I love information technology😊


----------



## Lucan1010 (Jul 23, 2018)

Nope, it's super easy and there are tons of jobs you can get. You will probably want at least a bachelor's though, Associate's degrees are pretty much pointless nowadays except in a few rare situations/fields.


----------



## KWODG (Jul 10, 2018)

Thanks for the description. I posted this because I heard it's useless to get a degree in Information technology as there are many people who has degrees in IT and there's a lack of jobs in that field. Thanks again


----------



## chad86tsi (Dec 27, 2016)

KWODG said:


> Thanks for the description. I posted this because I heard it's useless to get a degree in Information technology as there are many people who has degrees in IT and there's a lack of jobs in that field. Thanks again


There are considerable regional variabilities. Niche fields within IT lead to high pay and high job security, but that becomes opportunity-limiting in the long run. Where you want to live, and what you expect your work/life balance to be will dictate a lot of your success and options.

The degrees prepare you to be successful and give you "qualification" to be interviewed, but the work is often 90% OJT anyway. Plan on entry level whatever you do, both in pay and prestige. Try to find something that has room to grow or has a lot of lateral opportunities. Moving specialties to gain experience and diversity is key to getting out of an IT career rut. Desktop support is a deadend, but it might be the best way to get your foot in the door.


----------



## PowerShell (Feb 3, 2013)

It depends on the job market Some areas you could quit your job in the morning and have a new job by the afternoon. Other markets you're lucky to come across a basic help desk job. It really depends on the local job market and the skills you have. IT is a very broad field,


----------



## Aridela (Mar 14, 2015)

It's not just getting the degree, it's knowing how to 'sell' yourself. 

That being said, having a degree in Information Technology should give you an advantage over someone having a degree in, say, Drama.


----------



## shameless (Apr 21, 2014)

I think almost every entry level student at my work says they are studying computer science. It almost makes me chuckle. So if that is representation I guess the prospects are supposed to be good.


----------



## Powermetal101 (Sep 16, 2019)

it can be


----------



## The red spirit (Sep 29, 2015)

Just so you should know that getting job isn't exactly all that hard in IT, but very often IT jobs don't really need IT degree. For example some people complete Computer Science and all they do is engineering keyboards or end up working as system administrators. 
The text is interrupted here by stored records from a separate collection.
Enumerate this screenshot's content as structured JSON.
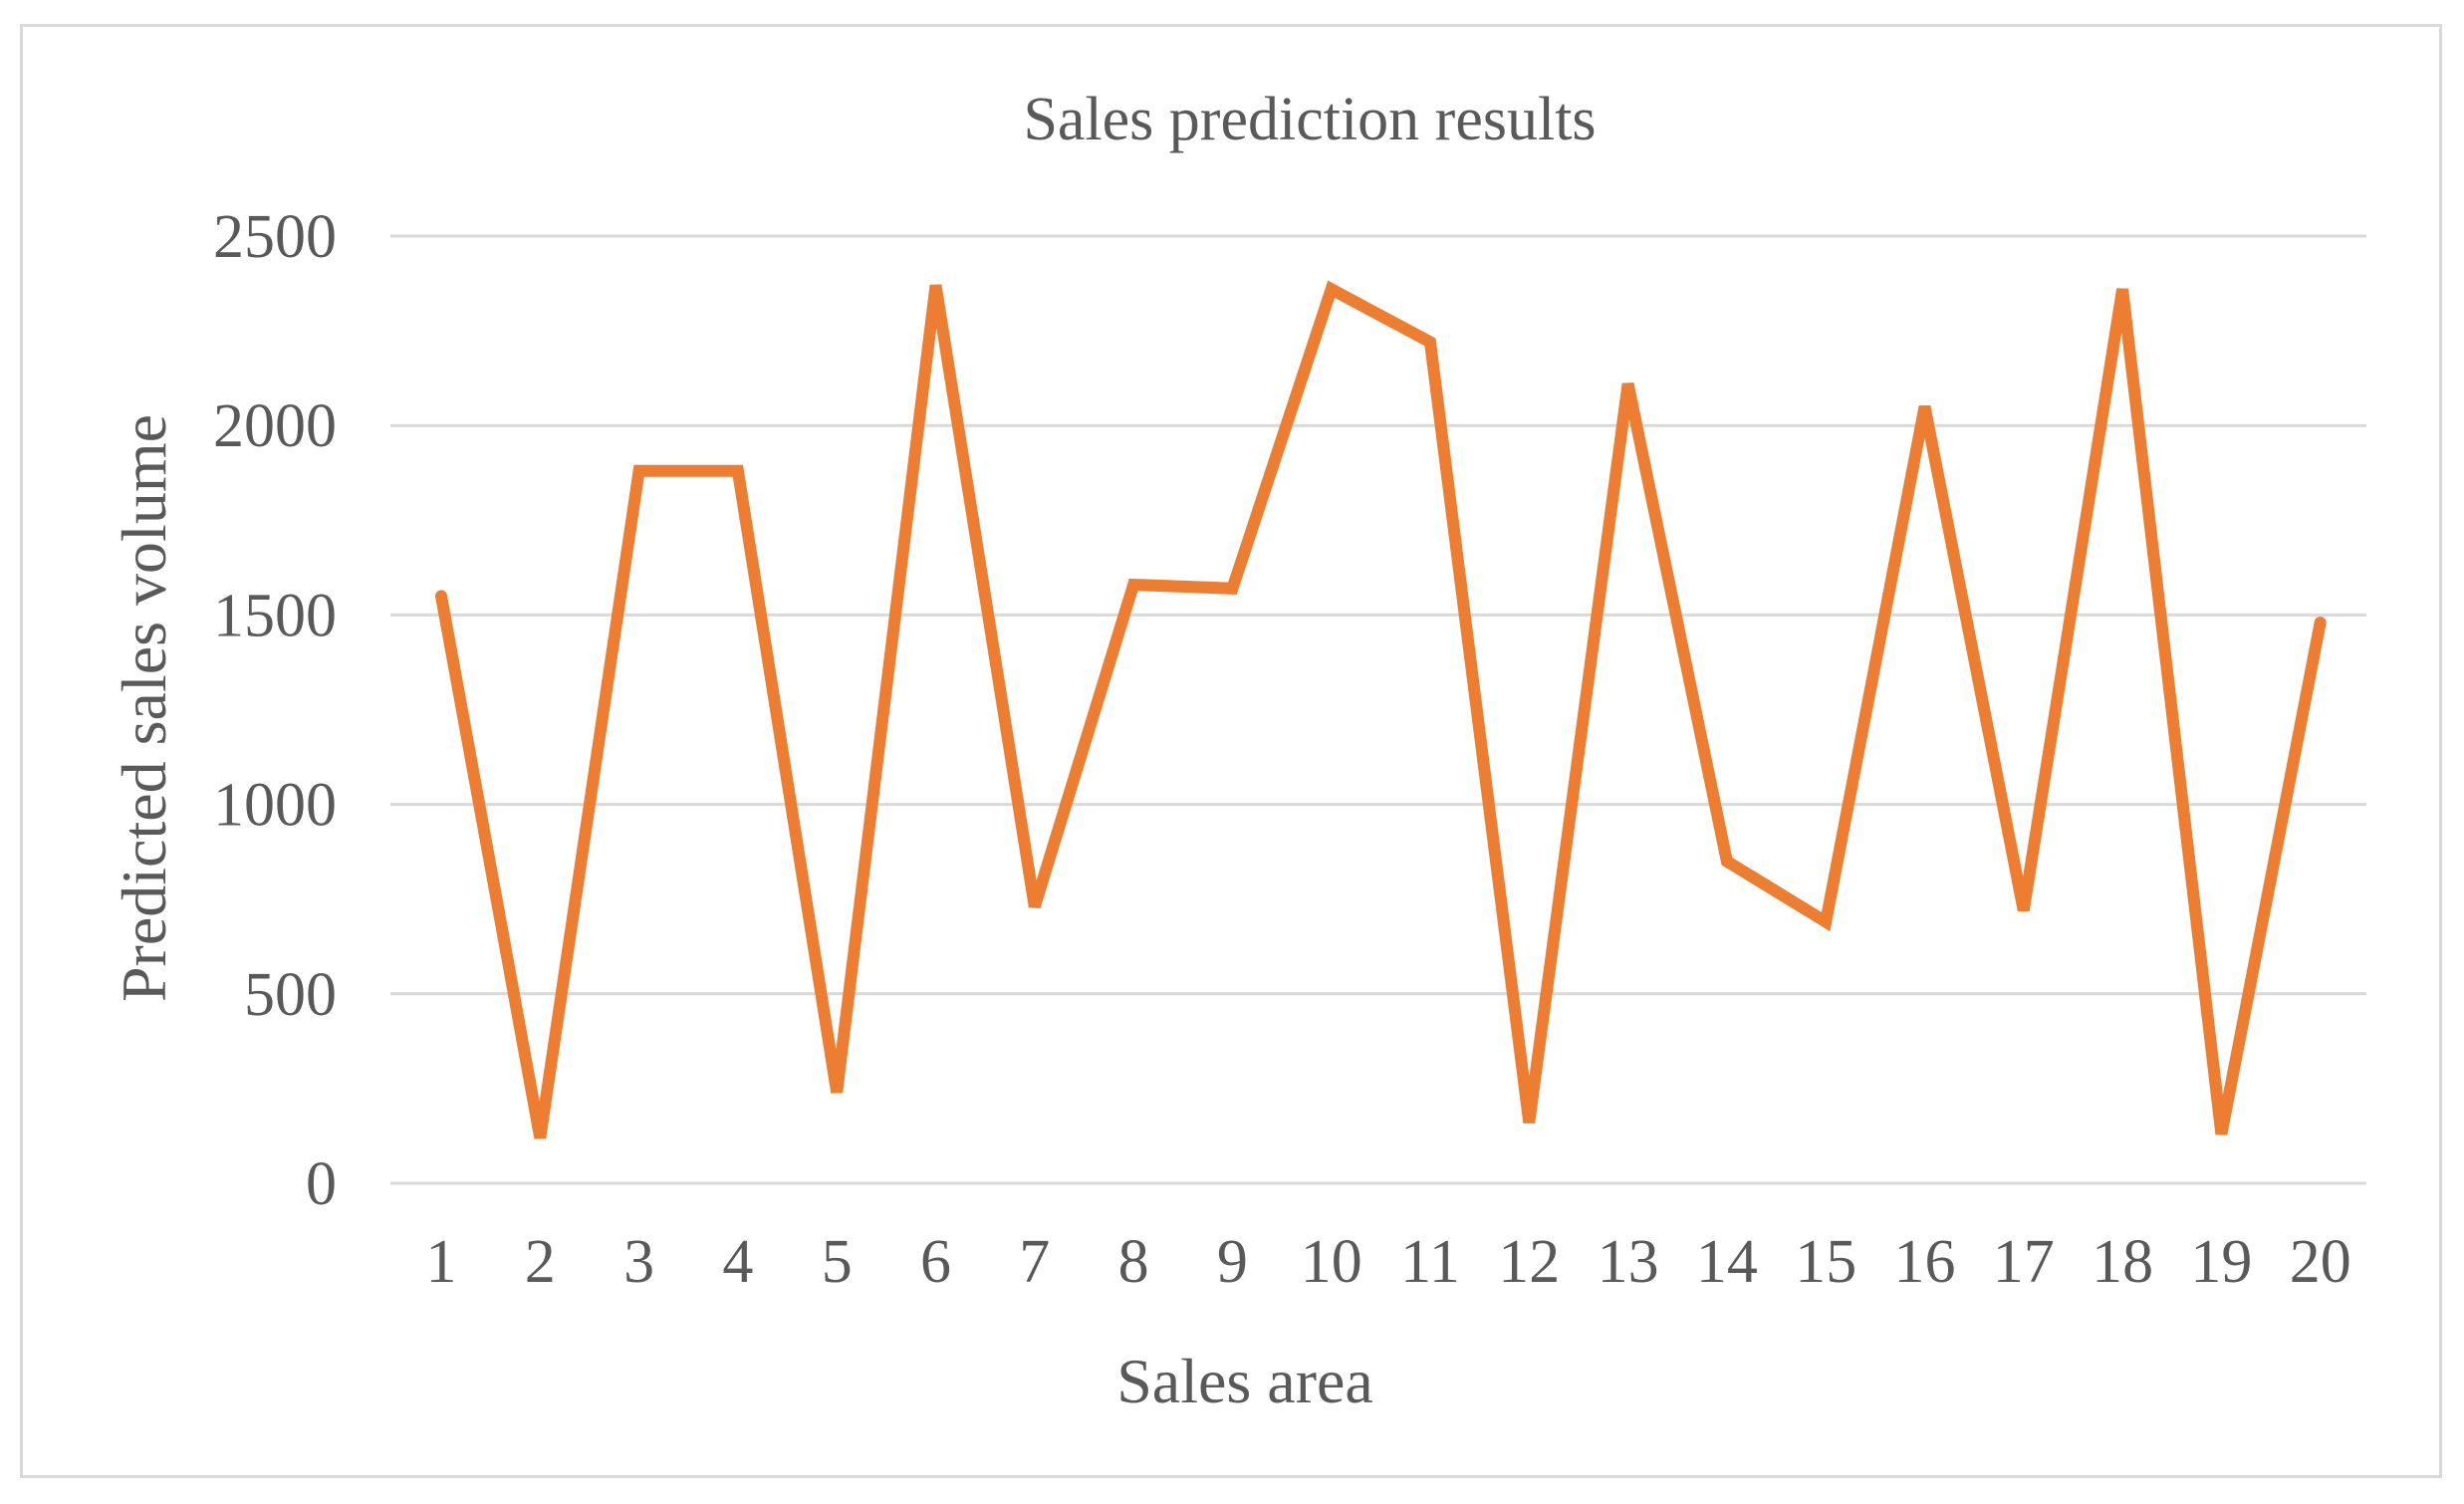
{
  "chart_data": {
    "type": "line",
    "title": "Sales prediction results",
    "xlabel": "Sales area",
    "ylabel": "Predicted sales volume",
    "categories": [
      "1",
      "2",
      "3",
      "4",
      "5",
      "6",
      "7",
      "8",
      "9",
      "10",
      "11",
      "12",
      "13",
      "14",
      "15",
      "16",
      "17",
      "18",
      "19",
      "20"
    ],
    "series": [
      {
        "values": [
          1550,
          120,
          1880,
          1880,
          240,
          2370,
          730,
          1580,
          1570,
          2360,
          2220,
          160,
          2110,
          850,
          690,
          2050,
          720,
          2360,
          130,
          1480
        ],
        "color": "#ed7d31"
      }
    ],
    "ylim": [
      0,
      2500
    ],
    "yticks": [
      0,
      500,
      1000,
      1500,
      2000,
      2500
    ],
    "grid": true,
    "legend": "none"
  }
}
Also if you are studying programming/software it shouldn't be all that hard to create your own job yourself or work as freelancer.

BTW if you just like IT and you aren't studying it yet, you should think about it more. It's actually pretty hard and many assume it to be something else, until they go to it. It's very easy to be disappointed. Also, if you are American, it's financially more viable to study abroad. For example in Estonia.


----------



## arcticfox (Aug 27, 2019)

I live in the metro Washington DC region and I am a software engineer (Bachelor's in Computer Science) and I have a ritual every evening when I get home from work of deleting as many as 30 E-mails and 10 voicemails from recruiters. If you have a resume on Monster with any of the currently high-demand skills and live in the right area, you will not go without a job.

Good high-demand skills right now:

Java
.NET
Database
Angular 
Python


----------